NIH Research Chimps Permanently Spared From Further Medical Studies


NIH research chimps will no longer be used in medical experiments. The animals will live out the rest of their days in a forest-like setting after residing at a research laboratory.

NPR reports that hundreds of research chimps were retired in 2013, but 50 stayed behind in the event of a public health crisis. They’ll now be safe from any potential research and transferred to a federal sanctuary when room permits.

Dr. Francis Collins, director of the National Institutes of Health, says that a point has been reached in the United States that “invasive research on chimpanzees is no longer something that makes sense.”

Most of the NIH research chimps were used in studies on genetics and behavior. In recent years, even science experts have decided that studies primates were once a significant part of are no longer necessary.

NIH research chimps are relieved from their duties as medical studies subjects. Animal welfare activists are elated that these animals are now able to live a good life (AP Photo/Silvia Izquierdo).
NIH research chimps are relieved from their duties as medical studies subjects. Animal welfare activists are elated that these animals are now able to live a good life [Photo by Silvia Izquierdo/AP Photo]

The Associated Press reports that about 300 government-owned chimps have already been released to Chimp Haven, a federally-approved sanctuary in Louisiana.

Animal welfare organizations are elated to see this new development on the NIH research chimps. There are many willing to assist NIH in finding sanctuary space for the animals.

“We are overjoyed by this decision,” said Kathleen Conlee of the Humane Society of the United States.

On the other side of this story, researchers aren’t so sure that retiring the chimpanzees is such a good idea.

President of Foundation for Biomedical Research Frankie Trull wonders if this is really in the public’s health interest. Trull says that Ebola kills chimps in the wild and questions if creating a vaccine for wild primates will be held back without chimps being available for testing.

Chimps were key when testing was conducted for medicines that astronauts needed for going into space. As time went along, they were used less and less, however. This was before a 2011 Institute of Medicine report demonstrated that science had reached a point of not requiring this research. It was then that the NIH agreed and started cutting back on using research chimps.

There are some labs that use chimps for “non-invasive behavioral research.”

Other factors helped in retiring the NIH research chimps. As Dr. Collins noted last summer, the U.S. Fish and Wildlife Service placed research chimps on the endangered species list. This amounted to researchers being less inclined to use the animals in experiments.

Collins addressed the Ebola concern by stating that they’re already tested on monkeys and that this is something that won’t change.

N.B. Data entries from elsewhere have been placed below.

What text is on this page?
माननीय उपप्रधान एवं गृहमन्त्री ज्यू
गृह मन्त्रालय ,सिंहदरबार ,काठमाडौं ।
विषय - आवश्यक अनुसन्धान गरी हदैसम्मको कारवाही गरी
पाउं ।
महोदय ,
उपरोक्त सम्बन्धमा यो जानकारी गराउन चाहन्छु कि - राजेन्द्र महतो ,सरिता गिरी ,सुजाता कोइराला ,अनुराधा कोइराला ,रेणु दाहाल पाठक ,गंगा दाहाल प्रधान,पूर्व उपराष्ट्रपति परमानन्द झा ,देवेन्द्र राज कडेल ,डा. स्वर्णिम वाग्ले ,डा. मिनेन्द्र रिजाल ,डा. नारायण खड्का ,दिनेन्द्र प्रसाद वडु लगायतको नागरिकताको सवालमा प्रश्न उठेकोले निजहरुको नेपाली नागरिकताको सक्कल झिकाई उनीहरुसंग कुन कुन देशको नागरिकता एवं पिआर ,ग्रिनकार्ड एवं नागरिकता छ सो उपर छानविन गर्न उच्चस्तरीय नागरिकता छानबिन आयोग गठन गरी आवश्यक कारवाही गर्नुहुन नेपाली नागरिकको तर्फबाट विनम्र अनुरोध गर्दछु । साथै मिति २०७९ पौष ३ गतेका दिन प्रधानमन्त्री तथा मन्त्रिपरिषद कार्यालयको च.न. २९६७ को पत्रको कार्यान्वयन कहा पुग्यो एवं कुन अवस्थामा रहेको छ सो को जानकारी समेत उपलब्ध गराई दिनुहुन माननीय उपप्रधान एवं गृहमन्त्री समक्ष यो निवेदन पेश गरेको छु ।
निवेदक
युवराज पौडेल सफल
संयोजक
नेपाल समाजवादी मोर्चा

“We still feel that research on other non-human primates is essential for human health,” Collins said.

CNN adds in its coverage of the NIH retiring research chimps that it had been “woefully behind” in phasing out the animals. Researchers would intentionally infect the primates with hepatitis and HIV. Many died waiting to be released from the research facility where they could live out their final days at Chimp Haven.

Chimp Haven must be expanded in order to accommodate hundreds of new chimps. Cathy Spraetz, director of Chimp Haven in Louisiana, says it’s the only federally-approved chimp sanctuary in the nation.

Spraetz says that a campaign for funding will launch in early 2016. The government might help pay for part of it as well.

The first set of retired NIH research chimps is expected to arrive at the Louisiana facility by the end of this year.